Ao menos 29 brasileiros morreram em janeiro de 2026 por complicações relacionadas à Covid-19, segundo o informativo Vigilância das Síndromes Gripais. O dado coloca o Sars-CoV-2 como o vírus mais letal identificado entre os brasileiros neste mês, embora os números possam aumentar, já que algumas investigações sobre causas de óbito ainda estão em andamento ou não foram atualizadas.

No total, foram registradas 163 mortes por Síndromes Respiratórias Agudas Graves (SRAG) nas quatro primeiras semanas do ano, das quais 117 não tiveram o vírus causador identificado.

Entre os vírus identificados, a Covid-19 foi a mais letal, seguida por:

Influenza A H3N2: 7 casos;

Rinovírus: 7 casos;

Influenza A não subtipada: 6 casos;

H1N1, Influenza B e VSR: 5 casos somados.

Ao todo, foram contabilizados 4.587 casos de SRAG, incluindo os não letais, dos quais 3.373 não tiveram o vírus causador identificado. O estado com mais mortes confirmadas foi São Paulo, com 15 óbitos em 140 casos registrados.

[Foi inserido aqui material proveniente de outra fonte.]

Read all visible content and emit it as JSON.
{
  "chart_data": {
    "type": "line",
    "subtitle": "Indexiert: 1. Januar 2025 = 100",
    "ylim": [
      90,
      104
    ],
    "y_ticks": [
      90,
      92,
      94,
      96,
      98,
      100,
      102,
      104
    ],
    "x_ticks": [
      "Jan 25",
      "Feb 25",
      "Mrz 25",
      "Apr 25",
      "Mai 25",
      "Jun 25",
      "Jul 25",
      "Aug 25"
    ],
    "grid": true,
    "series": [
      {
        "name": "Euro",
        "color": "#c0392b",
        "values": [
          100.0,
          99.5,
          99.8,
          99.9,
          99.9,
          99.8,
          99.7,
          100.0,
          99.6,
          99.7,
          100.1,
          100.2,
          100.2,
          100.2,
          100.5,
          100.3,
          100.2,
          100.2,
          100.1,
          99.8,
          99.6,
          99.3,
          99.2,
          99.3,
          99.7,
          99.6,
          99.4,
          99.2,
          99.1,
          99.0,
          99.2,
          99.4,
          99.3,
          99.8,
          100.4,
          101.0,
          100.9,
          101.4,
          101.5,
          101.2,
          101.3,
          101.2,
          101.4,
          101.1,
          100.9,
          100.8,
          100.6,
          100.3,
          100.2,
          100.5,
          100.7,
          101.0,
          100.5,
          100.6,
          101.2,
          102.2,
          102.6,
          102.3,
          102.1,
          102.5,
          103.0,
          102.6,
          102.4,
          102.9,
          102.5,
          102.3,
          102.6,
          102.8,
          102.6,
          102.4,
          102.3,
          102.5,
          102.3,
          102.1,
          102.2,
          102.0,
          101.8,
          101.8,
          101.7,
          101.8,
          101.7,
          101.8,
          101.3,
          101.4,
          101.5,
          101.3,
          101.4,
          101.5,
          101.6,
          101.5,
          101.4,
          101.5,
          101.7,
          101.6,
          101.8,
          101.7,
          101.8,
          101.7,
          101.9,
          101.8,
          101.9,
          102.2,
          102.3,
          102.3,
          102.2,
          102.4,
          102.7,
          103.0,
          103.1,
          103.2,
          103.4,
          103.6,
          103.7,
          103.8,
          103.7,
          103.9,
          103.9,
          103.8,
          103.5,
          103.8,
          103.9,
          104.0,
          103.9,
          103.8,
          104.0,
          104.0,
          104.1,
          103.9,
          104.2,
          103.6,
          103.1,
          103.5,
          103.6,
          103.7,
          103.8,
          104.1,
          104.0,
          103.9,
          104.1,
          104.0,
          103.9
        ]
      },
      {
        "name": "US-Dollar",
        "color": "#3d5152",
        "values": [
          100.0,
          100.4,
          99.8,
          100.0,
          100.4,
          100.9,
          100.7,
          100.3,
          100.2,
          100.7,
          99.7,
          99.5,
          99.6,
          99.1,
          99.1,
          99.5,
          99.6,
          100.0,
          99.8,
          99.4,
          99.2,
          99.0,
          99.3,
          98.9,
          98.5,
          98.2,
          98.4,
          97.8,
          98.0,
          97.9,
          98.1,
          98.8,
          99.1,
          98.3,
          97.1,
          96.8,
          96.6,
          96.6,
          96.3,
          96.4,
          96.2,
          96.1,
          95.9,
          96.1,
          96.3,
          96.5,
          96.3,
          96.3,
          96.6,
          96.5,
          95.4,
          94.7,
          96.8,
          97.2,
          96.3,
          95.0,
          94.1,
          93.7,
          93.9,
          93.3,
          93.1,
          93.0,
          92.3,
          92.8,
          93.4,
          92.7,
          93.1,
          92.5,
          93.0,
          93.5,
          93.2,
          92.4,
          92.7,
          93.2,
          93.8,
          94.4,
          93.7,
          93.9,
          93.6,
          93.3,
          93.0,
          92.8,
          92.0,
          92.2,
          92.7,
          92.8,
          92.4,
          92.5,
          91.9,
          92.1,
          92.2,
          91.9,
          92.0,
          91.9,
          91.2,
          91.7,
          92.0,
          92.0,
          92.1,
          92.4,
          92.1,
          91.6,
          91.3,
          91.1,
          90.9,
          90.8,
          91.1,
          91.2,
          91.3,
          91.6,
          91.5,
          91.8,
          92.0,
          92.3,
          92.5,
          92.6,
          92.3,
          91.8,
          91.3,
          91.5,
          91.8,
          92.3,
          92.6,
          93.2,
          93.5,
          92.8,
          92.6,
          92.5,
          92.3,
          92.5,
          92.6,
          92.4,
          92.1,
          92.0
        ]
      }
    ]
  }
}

Idosos e cobertura vacinal

As mortes atingiram principalmente idosos com mais de 65 anos: 108 casos, dos quais 19 estavam relacionados à Covid-19. Dados de vacinação indicam que a cobertura está abaixo do ideal.

Desde 2024, a vacina contra a Covid-19 passou a integrar o calendário básico para crianças, idosos e gestantes, com reforços periódicos para grupos especiais. No entanto, cumprir o calendário vacinal tem sido um desafio: em 2025, de 21,9 milhões de doses distribuídas, apenas 8 milhões foram aplicadas.

Segundo a plataforma Infogripe, da Fiocruz, que monitora a ocorrência de SRAG, em 2025 pelo menos 10.410 pessoas adoeceram gravemente após infecção pelo coronavírus, resultando em cerca de 1,7 mil mortes.